Elterngeld Plus: Der Bonus für Teilzeit

paar sitzt vor rechner und prueft bezuege
  • Mit dem Elterngeld Plus erhält man wertvolle Partnermonate als Partnerschaftsbonus.
  • In der Elternzeit dürfen die Eltern zwischen 25 und 30 Stunden in der Woche ihr Einkommen zum Elterngeld dazuverdienen.
  • Elterngeld Plus lässt sich beliebig mit dem Basiselterngeld kombinieren.

2015 wurde das Elterngeld noch einmal per Gesetz reformiert. Seitdem gibt es auch das ElterngeldPlus. Diese Änderungen sind vor allem für die Eltern interessant, die parallel zu ihrer Elternzeit in Teilzeit arbeiten.

Wie lange kann man Elterngeld Plus beziehen? Die Dauer der Elternzeit kann sich zwischen vier bis 32 Monate verlängern. Auch für die Eltern, die sich die Elternzeit untereinander aufteilen möchten, ist das Elterngeld Plus eine interessante Alternative zum Basiselterngeld. Die beiden Möglichkeiten lassen sich auch gewinnbringend kombinieren.

Viele Eltern lassen sich von den unterschiedlichen Begriffen abschrecken. Mit einigen Kniffen und Tipps lässt sich jedoch auch das Elterngeld Plus einfach beantragen.

Wir zeigen, wer vom ElterngeldPlus besonders profitiert und in welchen Situationen sich das Elterngeld Plus besonders lohnt.

1. Fakten zum Elterngeld Plus

Die Fragen „Seit wann gibt es das?“ und “was ist das?“ werden noch in vielen Elternforen gestellt. Dabei ist das Elterngeld Plus per Definition recht simpel.
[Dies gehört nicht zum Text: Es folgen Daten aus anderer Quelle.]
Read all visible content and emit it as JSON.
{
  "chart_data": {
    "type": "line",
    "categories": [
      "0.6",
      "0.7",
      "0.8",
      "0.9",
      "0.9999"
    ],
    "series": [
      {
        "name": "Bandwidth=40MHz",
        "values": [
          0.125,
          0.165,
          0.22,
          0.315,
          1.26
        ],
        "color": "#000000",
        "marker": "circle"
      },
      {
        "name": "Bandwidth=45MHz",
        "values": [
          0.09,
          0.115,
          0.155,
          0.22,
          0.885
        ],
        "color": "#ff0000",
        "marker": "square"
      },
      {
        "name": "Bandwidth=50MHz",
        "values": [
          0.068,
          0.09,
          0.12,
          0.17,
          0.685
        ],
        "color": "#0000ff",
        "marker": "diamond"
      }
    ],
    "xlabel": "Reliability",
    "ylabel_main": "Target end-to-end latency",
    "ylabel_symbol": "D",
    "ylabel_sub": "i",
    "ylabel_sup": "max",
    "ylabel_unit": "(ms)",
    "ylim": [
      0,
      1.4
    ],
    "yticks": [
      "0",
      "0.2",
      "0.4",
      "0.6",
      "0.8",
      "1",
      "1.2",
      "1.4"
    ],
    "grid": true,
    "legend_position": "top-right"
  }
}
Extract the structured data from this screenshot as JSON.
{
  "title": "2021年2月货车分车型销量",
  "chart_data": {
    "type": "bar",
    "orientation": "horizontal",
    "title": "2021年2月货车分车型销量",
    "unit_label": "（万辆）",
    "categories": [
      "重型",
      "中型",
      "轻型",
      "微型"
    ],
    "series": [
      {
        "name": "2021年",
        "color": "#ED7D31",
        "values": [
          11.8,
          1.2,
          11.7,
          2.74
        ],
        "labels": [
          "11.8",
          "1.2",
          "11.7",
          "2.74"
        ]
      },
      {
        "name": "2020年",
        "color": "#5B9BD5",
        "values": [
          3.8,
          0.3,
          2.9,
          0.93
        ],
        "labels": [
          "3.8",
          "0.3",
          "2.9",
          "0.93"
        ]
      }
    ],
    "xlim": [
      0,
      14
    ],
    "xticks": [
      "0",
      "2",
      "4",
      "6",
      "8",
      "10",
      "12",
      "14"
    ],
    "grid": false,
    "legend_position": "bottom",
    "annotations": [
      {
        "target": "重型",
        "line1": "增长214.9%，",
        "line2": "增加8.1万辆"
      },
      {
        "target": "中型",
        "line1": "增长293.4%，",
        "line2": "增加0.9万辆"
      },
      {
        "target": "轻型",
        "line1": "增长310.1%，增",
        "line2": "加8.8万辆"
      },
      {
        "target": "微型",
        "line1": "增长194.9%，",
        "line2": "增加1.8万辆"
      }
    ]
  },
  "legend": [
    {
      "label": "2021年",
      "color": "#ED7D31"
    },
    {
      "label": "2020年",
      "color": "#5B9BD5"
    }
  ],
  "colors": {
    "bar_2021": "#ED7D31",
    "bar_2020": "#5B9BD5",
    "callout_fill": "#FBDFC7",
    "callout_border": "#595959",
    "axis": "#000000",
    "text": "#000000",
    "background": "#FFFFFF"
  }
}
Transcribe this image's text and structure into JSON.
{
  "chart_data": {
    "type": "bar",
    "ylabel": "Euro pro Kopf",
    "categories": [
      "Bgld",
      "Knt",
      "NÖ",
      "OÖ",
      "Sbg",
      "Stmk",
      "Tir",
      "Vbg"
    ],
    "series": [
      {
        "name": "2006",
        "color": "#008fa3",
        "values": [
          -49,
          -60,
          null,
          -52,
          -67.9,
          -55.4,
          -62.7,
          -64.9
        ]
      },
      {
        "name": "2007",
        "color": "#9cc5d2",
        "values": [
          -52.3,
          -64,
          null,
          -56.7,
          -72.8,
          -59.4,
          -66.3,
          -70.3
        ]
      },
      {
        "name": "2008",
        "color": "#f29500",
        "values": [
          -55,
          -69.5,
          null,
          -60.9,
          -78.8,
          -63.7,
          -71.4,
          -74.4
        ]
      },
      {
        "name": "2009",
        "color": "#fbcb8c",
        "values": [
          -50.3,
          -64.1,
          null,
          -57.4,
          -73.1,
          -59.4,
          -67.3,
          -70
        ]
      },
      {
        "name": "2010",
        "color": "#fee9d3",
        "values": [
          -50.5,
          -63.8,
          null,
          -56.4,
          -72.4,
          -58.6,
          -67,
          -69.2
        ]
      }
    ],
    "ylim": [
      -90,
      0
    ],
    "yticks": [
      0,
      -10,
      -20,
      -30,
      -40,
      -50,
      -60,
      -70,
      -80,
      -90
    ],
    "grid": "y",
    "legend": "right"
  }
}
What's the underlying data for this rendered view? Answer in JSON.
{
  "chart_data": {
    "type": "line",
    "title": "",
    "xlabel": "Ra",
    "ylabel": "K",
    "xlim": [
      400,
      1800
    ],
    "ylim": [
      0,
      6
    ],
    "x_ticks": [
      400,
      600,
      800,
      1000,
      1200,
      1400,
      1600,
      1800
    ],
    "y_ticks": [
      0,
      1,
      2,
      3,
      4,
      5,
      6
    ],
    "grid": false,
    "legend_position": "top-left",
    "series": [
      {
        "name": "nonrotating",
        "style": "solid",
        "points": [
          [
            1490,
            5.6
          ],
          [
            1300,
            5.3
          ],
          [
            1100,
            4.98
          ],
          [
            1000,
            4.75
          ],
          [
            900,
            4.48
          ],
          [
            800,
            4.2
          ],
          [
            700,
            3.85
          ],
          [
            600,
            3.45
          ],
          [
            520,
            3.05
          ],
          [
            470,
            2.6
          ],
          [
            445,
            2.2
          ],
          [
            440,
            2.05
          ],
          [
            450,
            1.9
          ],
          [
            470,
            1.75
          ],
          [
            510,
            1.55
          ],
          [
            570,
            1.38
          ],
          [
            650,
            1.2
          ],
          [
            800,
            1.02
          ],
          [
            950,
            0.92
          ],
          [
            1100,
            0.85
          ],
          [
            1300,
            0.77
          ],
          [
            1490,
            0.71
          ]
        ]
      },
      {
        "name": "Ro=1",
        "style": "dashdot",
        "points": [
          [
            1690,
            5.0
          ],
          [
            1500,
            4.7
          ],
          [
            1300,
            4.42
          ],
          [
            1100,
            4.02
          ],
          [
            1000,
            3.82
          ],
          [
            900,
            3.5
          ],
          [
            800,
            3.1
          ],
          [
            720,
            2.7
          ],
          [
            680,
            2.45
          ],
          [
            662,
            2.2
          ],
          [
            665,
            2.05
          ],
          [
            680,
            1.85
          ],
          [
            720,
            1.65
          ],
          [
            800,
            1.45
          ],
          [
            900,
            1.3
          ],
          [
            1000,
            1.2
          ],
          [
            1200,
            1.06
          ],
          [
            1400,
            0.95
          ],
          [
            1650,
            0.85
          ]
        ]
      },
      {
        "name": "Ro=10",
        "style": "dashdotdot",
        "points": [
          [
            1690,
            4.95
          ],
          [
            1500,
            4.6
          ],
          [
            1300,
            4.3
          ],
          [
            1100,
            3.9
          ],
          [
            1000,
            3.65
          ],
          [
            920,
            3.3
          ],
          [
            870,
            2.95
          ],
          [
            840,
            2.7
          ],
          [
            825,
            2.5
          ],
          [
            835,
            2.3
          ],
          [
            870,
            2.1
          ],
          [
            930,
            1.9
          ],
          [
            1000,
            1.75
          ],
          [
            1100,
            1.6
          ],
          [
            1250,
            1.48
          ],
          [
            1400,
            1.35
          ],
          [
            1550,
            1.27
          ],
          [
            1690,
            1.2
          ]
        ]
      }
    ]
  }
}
Elterngeld Plus gestaltet die Elternzeit für die Eltern noch einmal flexibler. Der Unterschied zwischen der einfachen Elterngeld und Elterngeld Plus ist dabei leicht erklärt. Mit dem Elterngeld Plus werden die Eltern speziell gefördert, die parallel in Teilzeit arbeiten.

1.1. Elterngeld Plus unterstützt die Teilzeittätigkeit

Familie mit zwei kindern vor einem taschenrechner

Elternzeit Plus ist beliebig mit dem Basiselterngeld kombinierbar.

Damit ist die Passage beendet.